I repeat the task again. It is necessary to prove that

divided by 12 for all simple x> 3.
x and 12 are mutually simple, then by Euler,

divided by 12, i.e. the remainder of the division is 0 (in the theorem, the unit is transferred to the right-hand side of the equality, let's do the same)

For the number 12, there are four smaller ones and numbers that are mutually simple with it (1, 5, 7, 11), so the Euler function takes on four values:


Move the unit from the right side of the equality to the left and use the formula from the school, factoring the difference of squares:

We shorten by

:

Q.E.D.
And now here is another typical problem that I came across in the exam.

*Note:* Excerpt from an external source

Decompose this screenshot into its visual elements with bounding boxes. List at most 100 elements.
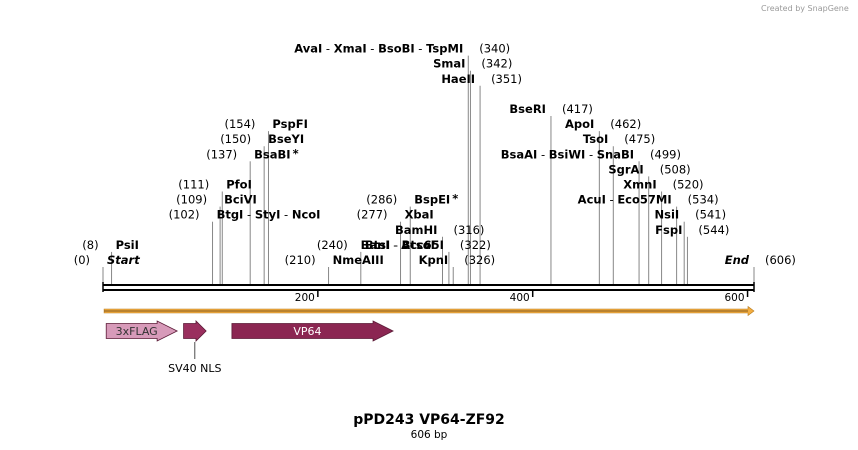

When the decision was shown to the teacher, for some reason he was surprised, because, as he later said, it would be enough to simply count in the forehead, raise to a power and show that one number is divided by another. And he sees the decision that I showed him for the first time. You always think that you need to apply theorems, corollaries, axioms for the proof, but it turns out that “you could just count it on the forehead”.
Prove that number

divided by 105.
If the number is divided completely, then the remainder is 0. The numbers 73 and 105 are mutually simple => by the t. Euler:

We calculate the Euler function. Since we’ll go through all the numbers less than 105 and search for mutually simple ones with 105 for a long time, we will factor 105 into factors and find the Euler function for each of them, and then simply multiply:


Move the unit to the left and factor it out:

We shorten by

:

Factor and shorten again:


Remainder of the division

by 105 - zero, division is complete. PM
Perhaps, this decision will be useful to someone, but I hope that you will have something more interesting on your ZI.